La Belgique n’a pas encore été confrontée à des activités de sabotage menées par la Russie, mais des indices existent déjà dans d’autres pays européens. Port d’Anvers, approvisionnements en eau potable, réseaux électriques, réseaux de transport et autres infrastructures essentielles: les cibles potentielles de sabotage ne manquent pas dans notre pays. Dans son dernier rapport annuel, la Sûreté de l’Etat met en garde contre le recrutement d’agents freelances par les services secrets russes via les réseaux sociaux, ces recrues étant ensuite payées en cryptomonnaies. Tout commence par une mission simple dans un groupe Telegram: «Allez coller des autocollants anti-ukrainiens dans l’espace public et recevez 20 euros.» Puis viennent des missions plus risquées, comme photographier des infrastructures militaires, avec à terme, une mission de sabotage.

Port d’Anvers, approvisionnements en eau potable, réseaux électriques, réseaux de transport: les cibles potentielles de sabotage ne manquent pas.

La situation actuelle provoquée par le dossier Euroclear doit-elle nous inciter à constituer le fameux kit d’urgence dont on parle beaucoup? «Un tel kit est utile pour tout type de situation d’urgence, pas seulement pour les crises géopolitiques, nuance Yves Stevens, porte-parole du Centre national de crise.
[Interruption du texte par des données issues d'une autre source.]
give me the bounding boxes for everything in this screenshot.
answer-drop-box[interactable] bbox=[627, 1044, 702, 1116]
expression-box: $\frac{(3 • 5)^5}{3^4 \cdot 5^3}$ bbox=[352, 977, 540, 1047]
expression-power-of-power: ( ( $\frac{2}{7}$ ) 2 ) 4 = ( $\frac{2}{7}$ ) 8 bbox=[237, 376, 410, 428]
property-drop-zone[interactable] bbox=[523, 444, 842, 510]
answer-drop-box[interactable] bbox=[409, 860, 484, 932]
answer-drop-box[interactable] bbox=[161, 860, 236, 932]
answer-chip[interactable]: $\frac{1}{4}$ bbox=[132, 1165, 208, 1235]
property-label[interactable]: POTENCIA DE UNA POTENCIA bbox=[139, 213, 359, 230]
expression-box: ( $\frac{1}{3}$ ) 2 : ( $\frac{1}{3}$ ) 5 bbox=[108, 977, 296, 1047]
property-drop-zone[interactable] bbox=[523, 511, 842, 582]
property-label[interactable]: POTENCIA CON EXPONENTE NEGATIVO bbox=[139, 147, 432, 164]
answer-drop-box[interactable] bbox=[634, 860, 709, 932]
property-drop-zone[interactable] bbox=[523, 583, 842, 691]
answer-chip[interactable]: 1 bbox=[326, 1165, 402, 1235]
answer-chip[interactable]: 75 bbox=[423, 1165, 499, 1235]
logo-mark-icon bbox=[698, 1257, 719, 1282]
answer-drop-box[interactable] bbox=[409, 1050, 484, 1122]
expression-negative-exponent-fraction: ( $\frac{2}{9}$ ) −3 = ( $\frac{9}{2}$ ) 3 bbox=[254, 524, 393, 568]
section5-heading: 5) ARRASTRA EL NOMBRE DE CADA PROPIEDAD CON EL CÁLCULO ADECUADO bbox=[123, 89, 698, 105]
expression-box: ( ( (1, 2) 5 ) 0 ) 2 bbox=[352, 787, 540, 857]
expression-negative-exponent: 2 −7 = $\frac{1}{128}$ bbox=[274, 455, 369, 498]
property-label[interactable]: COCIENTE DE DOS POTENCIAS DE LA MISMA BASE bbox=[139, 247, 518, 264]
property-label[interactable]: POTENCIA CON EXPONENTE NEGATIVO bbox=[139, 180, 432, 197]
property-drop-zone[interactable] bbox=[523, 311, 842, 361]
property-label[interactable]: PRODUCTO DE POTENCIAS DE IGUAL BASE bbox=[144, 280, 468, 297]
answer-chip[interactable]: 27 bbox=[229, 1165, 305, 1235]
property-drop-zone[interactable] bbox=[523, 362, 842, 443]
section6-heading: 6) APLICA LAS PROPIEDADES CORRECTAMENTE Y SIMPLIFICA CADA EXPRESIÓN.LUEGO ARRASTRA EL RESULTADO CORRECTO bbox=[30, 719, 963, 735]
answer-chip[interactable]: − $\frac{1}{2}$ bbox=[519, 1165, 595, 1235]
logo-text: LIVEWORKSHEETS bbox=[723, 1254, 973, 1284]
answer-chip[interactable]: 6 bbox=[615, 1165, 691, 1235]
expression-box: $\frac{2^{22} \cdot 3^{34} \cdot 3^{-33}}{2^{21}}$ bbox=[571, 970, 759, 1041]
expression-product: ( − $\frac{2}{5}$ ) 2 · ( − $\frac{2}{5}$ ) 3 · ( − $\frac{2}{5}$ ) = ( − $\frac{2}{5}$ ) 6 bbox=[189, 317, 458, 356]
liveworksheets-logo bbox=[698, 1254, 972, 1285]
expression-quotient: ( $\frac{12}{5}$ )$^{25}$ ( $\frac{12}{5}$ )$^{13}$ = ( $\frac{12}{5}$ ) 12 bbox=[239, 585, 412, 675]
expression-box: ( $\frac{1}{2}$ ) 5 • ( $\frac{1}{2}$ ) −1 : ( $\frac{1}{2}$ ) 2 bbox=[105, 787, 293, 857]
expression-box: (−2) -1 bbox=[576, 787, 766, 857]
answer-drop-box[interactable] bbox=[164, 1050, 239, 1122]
Pensez aux coupures de courant en Espagne et au Portugal, ou aux inondations dans les Ardennes. Il faut simplement se préparer. C’est le message que nous voulons faire passer pour tous les types de risques.»

Actions en justice

L’agence de presse russe TASS a annoncé la semaine dernière que la Banque centrale russe avait entamé une procédure en justice contre Euroclear via un tribunal d’arbitrage à Moscou. La banque réclame 200 milliards d’euros de dommages et intérêts. Il est possible que ce ne soit que le début d’une longue bataille judiciaire. «Il existe aussi un certain nombre de pays prorusses dans lesquels Moscou tentera de récupérer ses avoirs, explique la professeure de droit financier Veerle Colaert (KU Leuven). Euroclear détient par exemple aussi des actifs à Hong Kong, en Afrique du Sud et à Dubaï. Le 1er octobre, la Haute Cour sud-africaine a confirmé qu’un jugement russe contre Google pouvait être exécuté sur des actifs de Google en Afrique du Sud. C’est également parfaitement possible avec Euroclear.» La Russie exploitera toutes les possibilités juridiques pour faire valoir son bon droit. Cette lutte pourrait se mener sur de très nombreux fronts. Des actions en justice contre des entreprises belges en Russie ne sont pas exclues non plus.
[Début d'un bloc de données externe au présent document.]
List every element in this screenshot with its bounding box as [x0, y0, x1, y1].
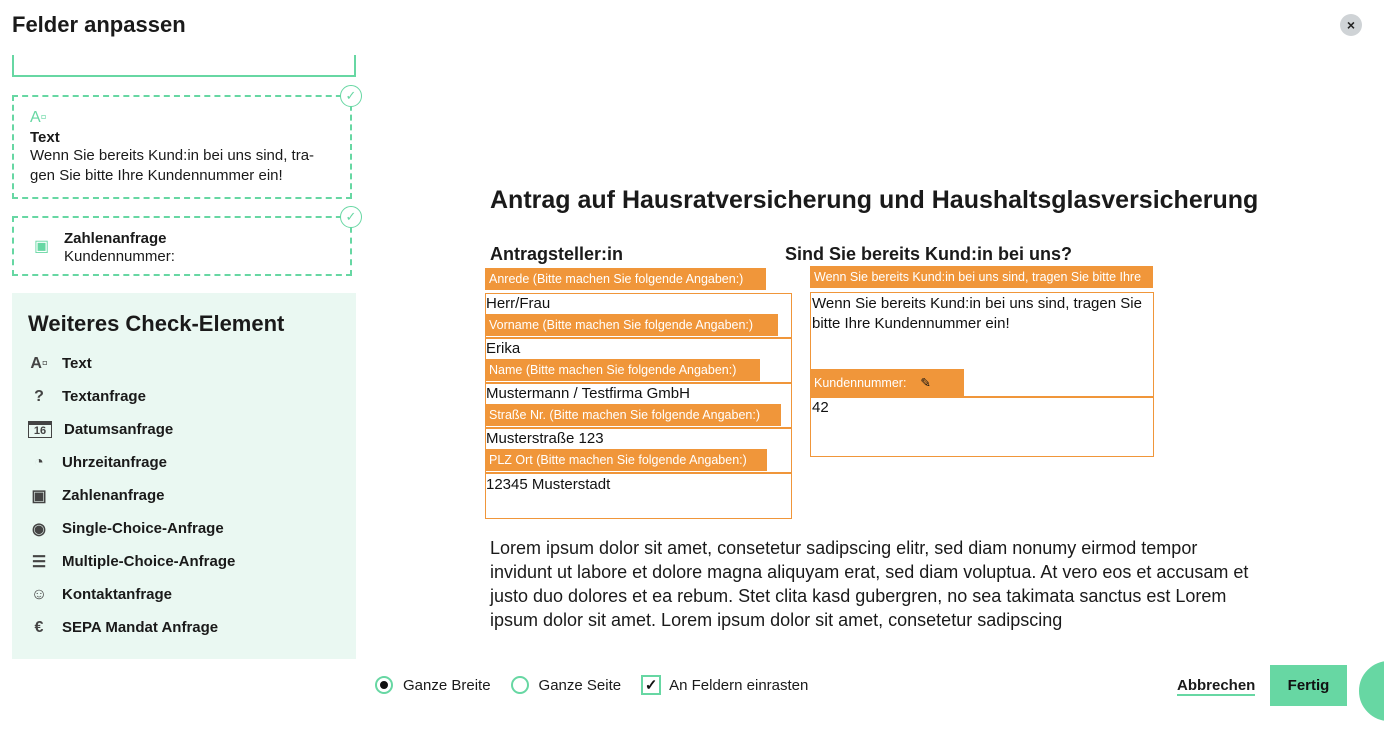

Confisquer des entreprises belges en Russie

«Le pire scénario serait une nationalisation complète, explique un avocat spécialisé. Une entreprise en Russie pourrait alors être reprise sur la base d’un prétexte, comme le non-respect de certaines exigences administratives –de la sécurité alimentaire au droit du travail. Ils trouveront bien quelque chose. Puis un tribunal ou un ministère place quelqu’un à la tête de l’entreprise, qui défend évidemment les intérêts de l’Etat russe. Souvent, une vente est ensuite organisée, et quelques oligarques proches du Kremlin sont aux premières loges pour racheter l’entreprise.» C’est précisément pour éviter ce scénario que certaines entreprises européennes ont déjà tenté de vendre elles-mêmes leur filiale en Russie. «Mais là aussi, la Russie a déjà pris des contre-mesures, poursuit l’avocat. Si vous voulez vendre votre entreprise en Russie et que vous venez d’un soi-disant « Etat inamical », vous êtes obligé d’accorder une remise de 50% sur la valeur de votre entreprise.»
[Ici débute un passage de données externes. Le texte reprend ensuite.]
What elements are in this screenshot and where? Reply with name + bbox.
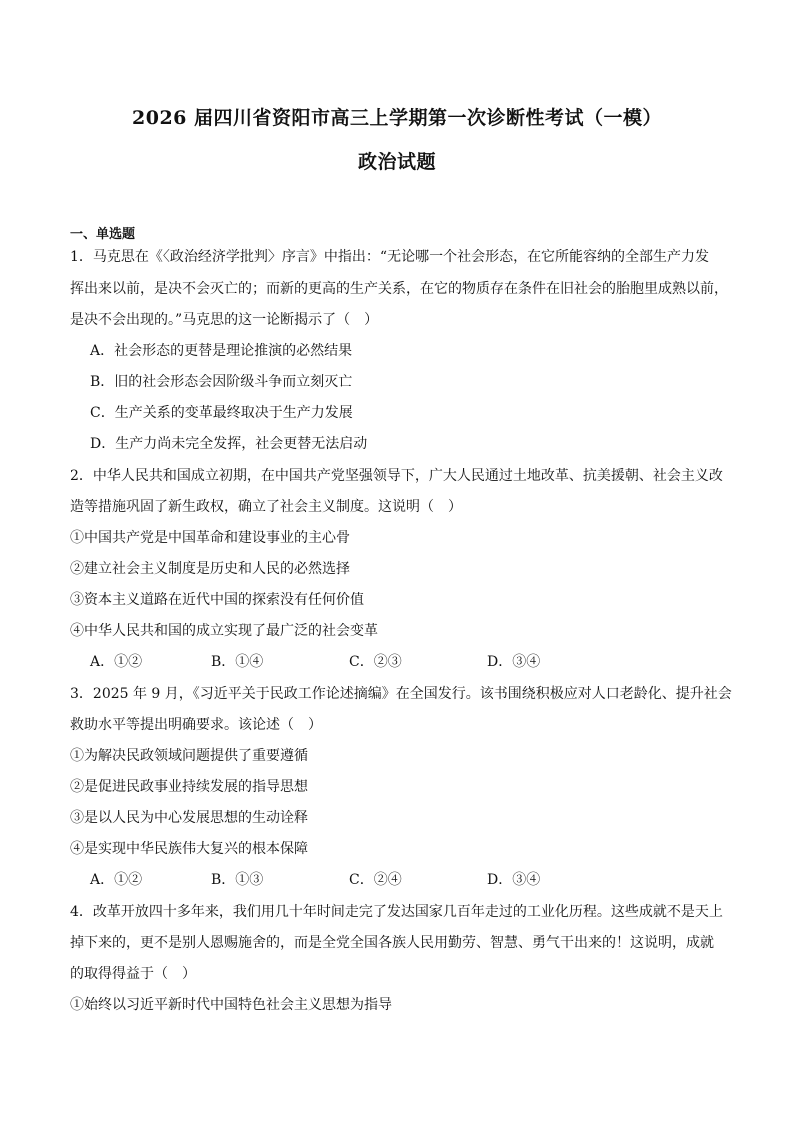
- exam-title: 2026 届四川省资阳市高三上学期第一次诊断性考试（一模）: [132, 107, 662, 129]
- q3-stem-line-2: 救助水平等提出明确要求。该论述（ ）: [70, 717, 322, 733]
- q3-statement-1: ①为解决民政领域问题提供了重要遵循: [70, 748, 308, 764]
- q4-statement-1: ①始终以习近平新时代中国特色社会主义思想为指导: [70, 997, 392, 1013]
- q2-option-b[interactable]: B．①④: [211, 654, 264, 670]
- q4-stem-line-3: 的取得得益于（ ）: [70, 966, 196, 982]
- q2-option-c[interactable]: C．②③: [349, 654, 402, 670]
- q1-option-b[interactable]: B．旧的社会形态会因阶级斗争而立刻灭亡: [90, 374, 353, 390]
- q2-statement-3: ③资本主义道路在近代中国的探索没有任何价值: [70, 592, 364, 608]
- q2-statement-2: ②建立社会主义制度是历史和人民的必然选择: [70, 561, 350, 577]
- exam-subtitle: 政治试题: [357, 151, 436, 173]
- q1-stem-line-2: 挥出来以前，是决不会灭亡的；而新的更高的生产关系，在它的物质存在条件在旧社会的胎胞里成熟以前，: [70, 281, 728, 297]
- q2-option-a[interactable]: A．①②: [90, 654, 143, 670]
- q2-statement-1: ①中国共产党是中国革命和建设事业的主心骨: [70, 530, 350, 546]
- q2-stem-line-2: 造等措施巩固了新生政权，确立了社会主义制度。这说明（ ）: [70, 499, 462, 515]
- q1-option-d[interactable]: D．生产力尚未完全发挥，社会更替无法启动: [90, 436, 368, 452]
- q3-statement-3: ③是以人民为中心发展思想的生动诠释: [70, 810, 308, 826]
- q1-option-a[interactable]: A．社会形态的更替是理论推演的必然结果: [90, 343, 353, 359]
- q1-stem-line-1: 1．马克思在《〈政治经济学批判〉序言》中指出：“无论哪一个社会形态，在它所能容纳的全部生产力发: [70, 249, 710, 265]
- q2-statement-4: ④中华人民共和国的成立实现了最广泛的社会变革: [70, 623, 378, 639]
- q4-stem-line-1: 4．改革开放四十多年来，我们用几十年时间走完了发达国家几百年走过的工业化历程。这些成就不是天上: [70, 904, 723, 920]
- q2-stem-line-1: 2．中华人民共和国成立初期，在中国共产党坚强领导下，广大人民通过土地改革、抗美援朝、社会主义改: [70, 468, 723, 484]
- q3-stem-line-1: 3．2025 年 9 月，《习近平关于民政工作论述摘编》在全国发行。该书围绕积极应对人口老龄化、提升社会: [70, 686, 732, 702]
- q4-stem-line-2: 掉下来的，更不是别人恩赐施舍的，而是全党全国各族人民用勤劳、智慧、勇气干出来的！这说明，成就: [70, 935, 714, 951]
- q1-stem-line-3: 是决不会出现的。”马克思的这一论断揭示了（ ）: [70, 312, 379, 328]
- section-heading: 一、单选题: [70, 227, 136, 242]
- q3-option-b[interactable]: B．①③: [211, 872, 264, 888]
- q3-option-c[interactable]: C．②④: [349, 872, 402, 888]
- q3-statement-4: ④是实现中华民族伟大复兴的根本保障: [70, 841, 308, 857]
- q1-option-c[interactable]: C．生产关系的变革最终取决于生产力发展: [90, 405, 353, 421]
- q3-option-a[interactable]: A．①②: [90, 872, 143, 888]
- q2-option-d[interactable]: D．③④: [487, 654, 541, 670]
- q3-statement-2: ②是促进民政事业持续发展的指导思想: [70, 779, 308, 795]
- q3-option-d[interactable]: D．③④: [487, 872, 541, 888]
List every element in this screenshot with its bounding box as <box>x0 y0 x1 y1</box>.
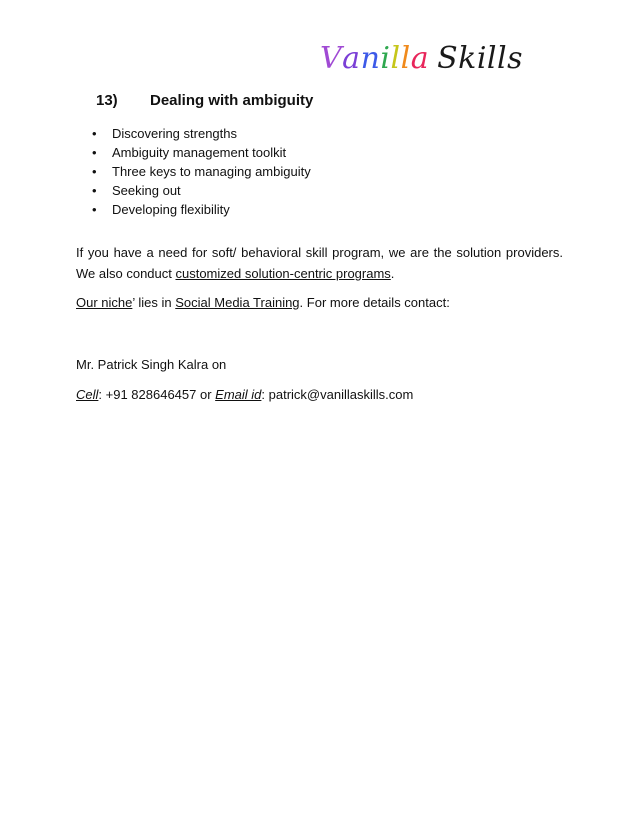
bullet-list <box>92 124 311 219</box>
logo-word-skills: Skills <box>437 41 524 76</box>
list-item <box>92 181 311 200</box>
bullet-icon: • <box>92 202 97 217</box>
contact-details <box>76 384 563 405</box>
section-title: Dealing with ambiguity <box>150 92 314 109</box>
contact-name: Mr. Patrick Singh Kalra on <box>76 357 227 372</box>
email-text[interactable]: : patrick@vanillaskills.com <box>261 387 414 402</box>
list-item-text: Ambiguity management toolkit <box>112 145 287 160</box>
logo-letter: a <box>410 41 430 76</box>
list-item <box>92 124 311 143</box>
list-item <box>92 143 311 162</box>
logo-letter: i <box>380 41 391 76</box>
logo-letter: l <box>400 41 411 76</box>
cell-text: : +91 828646457 or <box>98 387 216 402</box>
bullet-icon: • <box>92 164 97 179</box>
list-item <box>92 200 311 219</box>
niche-mid: ’ lies in <box>132 295 176 310</box>
cell-label: Cell <box>76 387 99 402</box>
bullet-icon: • <box>92 145 97 160</box>
section-number: 13) <box>96 92 118 109</box>
niche-paragraph <box>76 292 563 313</box>
logo-letter: a <box>342 41 361 76</box>
list-item-text: Developing flexibility <box>112 202 230 217</box>
list-item-text: Three keys to managing ambiguity <box>112 164 311 179</box>
logo-letter: V <box>320 41 343 76</box>
our-niche-link[interactable]: Our niche <box>76 295 133 310</box>
logo-letter: n <box>360 41 381 76</box>
programs-link[interactable]: customized solution-centric programs <box>175 266 391 281</box>
email-label: Email id <box>215 387 262 402</box>
vanilla-skills-logo <box>320 41 524 76</box>
section-heading <box>96 92 313 109</box>
bullet-icon: • <box>92 126 97 141</box>
intro-paragraph <box>76 242 563 284</box>
intro-text: If you have a need for soft/ behavioral skill program, we are the solution providers. We also conduct <box>76 245 563 281</box>
social-media-training-link[interactable]: Social Media Training <box>175 295 300 310</box>
niche-end: . For more details contact: <box>299 295 450 310</box>
list-item-text: Discovering strengths <box>112 126 237 141</box>
bullet-icon: • <box>92 183 97 198</box>
logo-letter: l <box>390 41 401 76</box>
intro-end: . <box>390 266 395 281</box>
list-item <box>92 162 311 181</box>
list-item-text: Seeking out <box>112 183 181 198</box>
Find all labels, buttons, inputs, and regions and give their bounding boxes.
Expulser des diplomates belges

Une mesure de rétorsion classique consiste à déclarer des diplomates persona non grata. En théorie, la Russie pourrait expulser du pays les derniers diplomates belges encore présents. Pour les Affaires étrangères, ce serait une catastrophe, car le consulat belge à Saint-Pétersbourg est déjà fermé. C’est la conséquence de la réaction russe aux expulsions antérieures de dizaines de diplomates russes par la Belgique, soupçonnés d’activités de renseignement.